Fraternal Mug | W.O.W | H, C. Gillen
From Fraternally Yours by Bernie Lukco:
Started as a result of a schism with the Modern Woodmen of America (MWA), the Woodmen of the World (WOW) was started by Joseph Cullen Root of Lyons, Iowa, who coincidentally was the founder of the MWA. Officially organized as a fraternal beneficiary society on June 3, 1890, at the Paxon Hotel, Omaha, Nebraska, Root remained as its Sovereign Commander until the time of his death in 1913 when he was succeeded by Morris Sheppard, U.S. Senator from Texas. It is interesting to note that the WOW continues to operate as a financially sound insurance company.
Fraternal Mug | W.O.W | C.J Wadsworth
The Woodmen had optional degrees of Morning, Noon and Night. The members met in Groves which were governed by the Supreme Nest, and boasted that it was the only order of its kind to place a monument at the grave of every deceased member. Woodmen of the World preserved in form and ceremony implements and teachings drawn from woodcraft. Originally, only white men were eligible for membership but there was no restriction as to religious creed or political conviction. During an elaborate initiation ceremony, hoods were placed over the heads of candidates and a human skull was used to add force to the obligations of the oaths taken. Although horseplay and pranks were a part of the initiation ceremony, the Woodmen took seriously their oaths to "banish poverty from the earth and unite honest men in democratic fellowship." That is probably the reason that their membership included such renowned Americans as William J. Bryan and Robert LaFollette. After three solemn oaths were administered, the ceremony was concluded with the conferring of the "secret word." After that, a song was sung and every participating member went to the altar and grasped the helve of the embedded ax, as a sign to keep silent about the transactions of the camp.
Fraternal Mug | W.O.W | Fay R, Ashby
The WOW were unique for a fraternal organization since they established their own radio station with the call letters, "WOAW" that operated from the roof of their WOW building in Omaha, NE. The first program was broadcast on the evening of April 2, 1923. At that time there were 542,000 active members throughout the United States. This rather large membership accounts for the fact that there are many WOW shaving mugs available. Two scenes are prevalent on WOW shaving mugs. One shows a'leaf and the other a tree stump- Usually the principal emblems are shown - the beetle, wedge, and ax - symbols of the woodmen's craft. A dove is frequently included as a symbol of peace and the Latin words, Dum Tacet Clamat, "While it is silent, it shouts."

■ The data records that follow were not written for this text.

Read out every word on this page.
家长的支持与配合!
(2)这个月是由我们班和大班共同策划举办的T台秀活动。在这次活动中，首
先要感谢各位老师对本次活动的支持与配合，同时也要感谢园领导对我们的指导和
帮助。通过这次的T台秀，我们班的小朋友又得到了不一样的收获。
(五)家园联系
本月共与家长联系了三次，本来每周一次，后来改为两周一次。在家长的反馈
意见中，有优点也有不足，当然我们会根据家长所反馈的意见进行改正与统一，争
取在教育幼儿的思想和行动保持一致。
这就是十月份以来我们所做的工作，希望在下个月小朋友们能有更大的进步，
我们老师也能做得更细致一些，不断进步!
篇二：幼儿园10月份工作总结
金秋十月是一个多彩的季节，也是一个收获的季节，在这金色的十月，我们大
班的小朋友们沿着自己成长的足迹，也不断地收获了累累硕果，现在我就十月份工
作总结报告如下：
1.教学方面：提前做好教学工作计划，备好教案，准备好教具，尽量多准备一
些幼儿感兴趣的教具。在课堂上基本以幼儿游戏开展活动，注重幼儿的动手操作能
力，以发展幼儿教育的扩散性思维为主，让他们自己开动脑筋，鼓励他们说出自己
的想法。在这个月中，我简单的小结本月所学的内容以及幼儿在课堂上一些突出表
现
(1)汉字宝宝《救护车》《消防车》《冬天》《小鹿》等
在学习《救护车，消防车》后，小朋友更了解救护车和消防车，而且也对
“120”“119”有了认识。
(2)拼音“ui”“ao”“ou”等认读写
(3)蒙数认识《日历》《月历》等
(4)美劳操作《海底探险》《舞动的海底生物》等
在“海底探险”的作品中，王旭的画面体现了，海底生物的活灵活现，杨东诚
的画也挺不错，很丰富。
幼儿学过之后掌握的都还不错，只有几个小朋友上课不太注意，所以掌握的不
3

Porcelain mug with six polychrome painted fraternal symbols: Knights of Pythias, Modern Woodmen of the World, one IOOF Encampment and 3 different Masonic images, including a Knights Templar emblem, a Masonic Keystone, and the square and compass of a Master Mason. Gilt name is C.H. Johnson. The mug is imprinted Germany on its bottom. (Mug # 2417 in Blake Powell’s Occupational & Fraternal Shaving Mugs of the United States (1978) book.
From the Woodmen of the World Website:
When Joseph Cullen Root founded Woodmen of the World more than 100 years ago, one of his objectives was to provide a decent burial for all members.
Root made a special effort to honor deceased Woodmen. He created Woodmen Memorial Day, celebrated on June 6 each year, and included the following statement in the Objectives of Woodcraft: "... to give honorable burial to our sacred dead ..."
Early Woodmen certificates provided for a death and a monument benefit. Gravestones were originally furnished to members free of charge and later were offered only to those who purchased a $100 rider to their certificates.
However, during the 1920s the Society stopped providing stone markers to members when the cost of gravestones increased and cemeteries began prohibiting above-ground markers for maintenance reasons. The monument rider was discontinued and converted to an extra $100 of insurance protection, but for many years after that, members and lodges arranged for markers and monuments on their own.
Woodmen gravestones vary greatly in size and shape. Some resemble a tree stump, others a stack of cut wood. There are elaborate hand-carved monuments, simple stone markers and stake-type markers driven into the ground.